The first place to look is the blue line. Pietrangelo’s arrival would force one of the top-four out of a role, potentially making that player a luxury on the bottom pair. Theodore is the present and future and isn’t going anywhere. Brayden McNabb, the least-dynamic offensively of the foursome that includes Alec Martinez and Schmidt, also makes just $2.5 million against the cap. Martinez makes $4 million, but was just acquired by Vegas, which knew full well that Pietrangelo would be available this offseason.
That leaves Schmidt. His $5.95 million cap hit is not outrageous, but also makes up more than half of the cap space needed to sign Pietrangelo. They play the same position — right side of the top pair — and Pietrangelo would seamlessly slide into the role Schmidt plays on the ice. Schmidt has a 10-team no-trade list and has five years remaining on his deal, but is still valuable enough that Vegas would have no shortage of interest if it made him available.
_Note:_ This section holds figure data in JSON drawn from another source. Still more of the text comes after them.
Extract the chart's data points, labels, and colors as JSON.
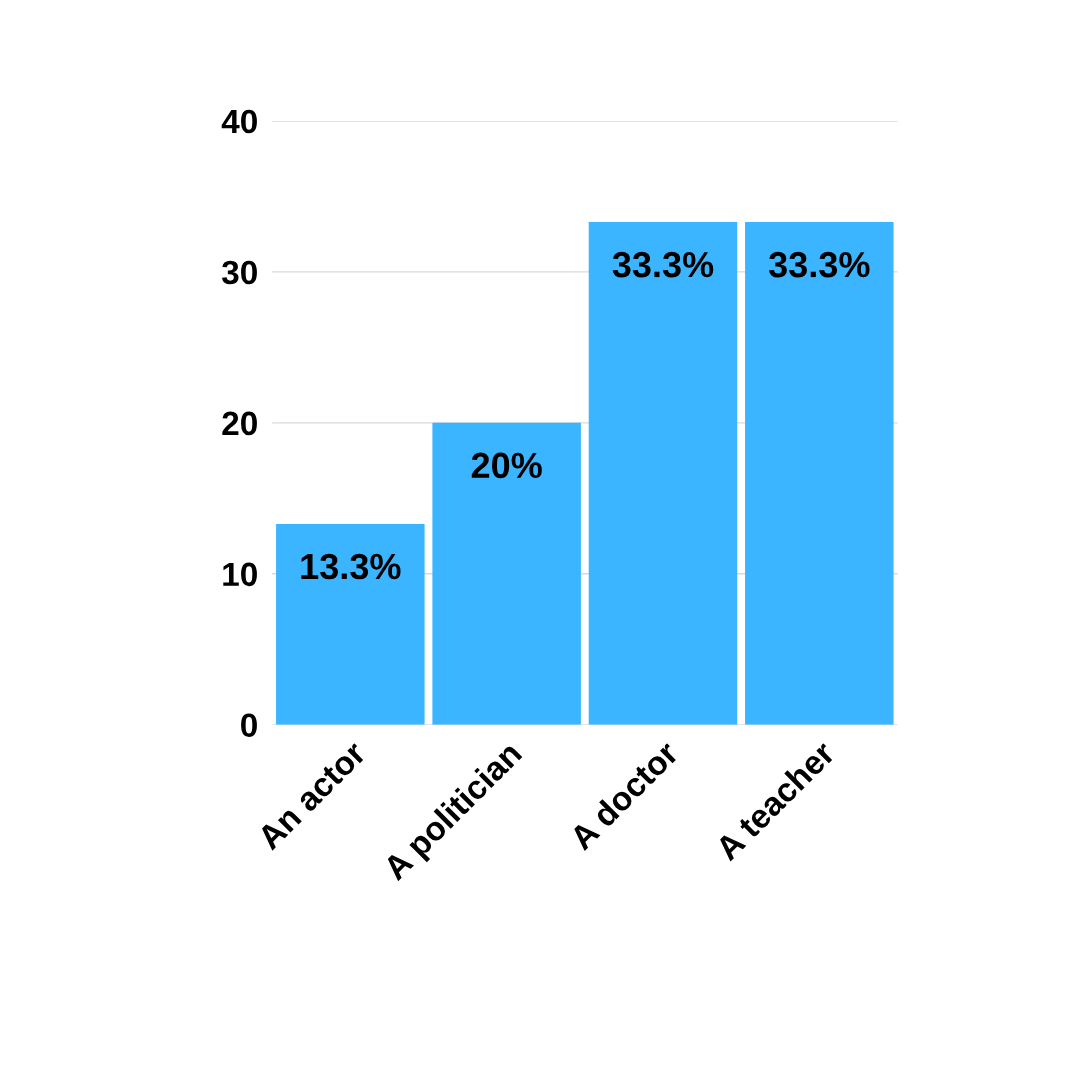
{
  "chart_data": {
    "type": "bar",
    "categories": [
      "An actor",
      "A politician",
      "A doctor",
      "A teacher"
    ],
    "values": [
      13.3,
      20,
      33.3,
      33.3
    ],
    "value_labels": [
      "13.3%",
      "20%",
      "33.3%",
      "33.3%"
    ],
    "color": "#3bb5ff",
    "ylim": [
      0,
      40
    ],
    "yticks": [
      0,
      10,
      20,
      30,
      40
    ],
    "grid": "y"
  }
}
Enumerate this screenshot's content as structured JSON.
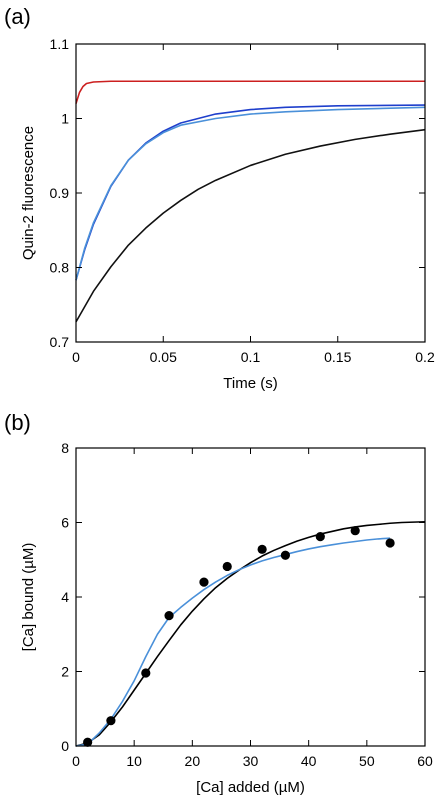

If the Golden Knights move Schmidt, they would still be about $3 million above the salary cap. From there, one forward could do it. Paul Stastny makes $6 million in the final year of his deal, and shedding his salary would allow Vegas enough remaining room to recoup a roster player in any of their trades. Alex Tuch had a tremendous playoff, but Vegas could sell high and move his $4.75 million cap hit. Jonathan Marchessault had a poor playoff but would still fetch a decent return on his $5 million cap hit.
Here’s what a game-night roster could look like with Pietrangelo, minus Fleury, Schmidt and Stastny.
Max Pacioretty — Chandler Stephenson — Mark Stone
Jonathan Marchesssault — William Karlsson — Reilly Smith
Nick Cousins — Cody Glass — Alex Tuch
William Carrier — Nicolas Roy — Ryan Reaves
Brayden McNabb — Alex Pietrangelo
Alec Martinez — Shea Theodore
Nick Holden — Zach Whitecloud
Robin Lehner, Oscar Dansk
Those 20 players would leave Vegas with about $2.5 million in cap space for three reserves, or to improve other spots on the roster.
Pietrangelo is an elite defenseman who would instantly make the Golden Knights better, even if it meant subtracting from other parts of the roster. They wouldn’t even have to subtract simultaneously — NHL rules allow teams to go above the salary cap in the offseason.
Pietrangelo may not even hit free agency if the Blues get their wish and retain him. If he does reach free agency, Vegas won’t be the only suitor. The Panthers have shown interest as well as his hometown Maple Leafs.
If Pietrangelo becomes available, the Golden Knights should pounce at the opportunity to bring him in. It will require some working of the cap and moving players out of the organization, but if it’s to get to a player like Pietrangelo, all other concerns should be secondary.